„Die Themen Stadt- und Sozialverträglichkeit müssen im Neuköllner Tourismuskonzept deutlich nachgearbeitet werden“

Im Ausschuss für Haushalt, Wirtschaft, Verwaltung und Gleichstellung wurde Ende April auf einer Sitzung im Hotel Mercure das von CIMA und Tourismus Plan B erstellte Tourismuskonzept für Neukölln vorgestellt. Andreas Berg, Anwohner im Reuterkiez und Sprecher der AG Wohnumfeld, wandte sich Mitte Mai als Reaktion auf die Sitzung in einem Brief an Bezirksbürgermeister Martin Hikel.

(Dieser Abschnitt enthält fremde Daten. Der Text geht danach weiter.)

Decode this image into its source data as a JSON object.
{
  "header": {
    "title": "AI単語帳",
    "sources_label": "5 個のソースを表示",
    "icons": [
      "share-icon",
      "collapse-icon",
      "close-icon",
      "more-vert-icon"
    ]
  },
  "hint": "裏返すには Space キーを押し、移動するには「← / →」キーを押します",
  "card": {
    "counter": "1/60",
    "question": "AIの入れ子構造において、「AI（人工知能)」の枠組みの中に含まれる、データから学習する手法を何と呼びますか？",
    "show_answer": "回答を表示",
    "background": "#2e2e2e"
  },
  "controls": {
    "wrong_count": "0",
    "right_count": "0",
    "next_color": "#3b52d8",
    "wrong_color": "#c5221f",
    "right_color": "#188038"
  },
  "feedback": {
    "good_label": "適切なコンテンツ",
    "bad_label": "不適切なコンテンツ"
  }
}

„Wie auch beim Tourismuskonzept des Landes Berlin wird im Neuköllner Tourismuskonzept auf die besondere Bedeutung von Stadt- und Sozialverträglichkeit hingewiesen. Hier geht es aus unserer Sicht insbesondere um die Frage, wie mit Nutzungskonflikten zwischen Anwohner*innen und Gastronomiebetrieben umgegangen wird – also etwa nächtlicher Kneipenlärm, übermäßige Nutzung der Gehwege durch Außengastronomie, Vermüllung, Verdrängung von Wohnraum durch Airbnb-Unterkünfte und Verdrängung von sonstigem Kleingewerbe zugunsten von Gastronomie“, erläuterte Berg die Anliegen der Initiative noch einmal. „Wir fordern, dass die Themen Stadt- und Sozialverträglichkeit im Tourismuskonzept deutlich nachgearbeitet werden, es reicht nicht die Probleme zu benennen, sondern das Konzept sollte auch Lösungsmöglichkeiten aufzeigen“, schrieb der Sprecher der Anwohnerinitiative. Weiterhin müssten im Tourismusbeirat die Anwohnerinteressen stärker berücksichtigt werden.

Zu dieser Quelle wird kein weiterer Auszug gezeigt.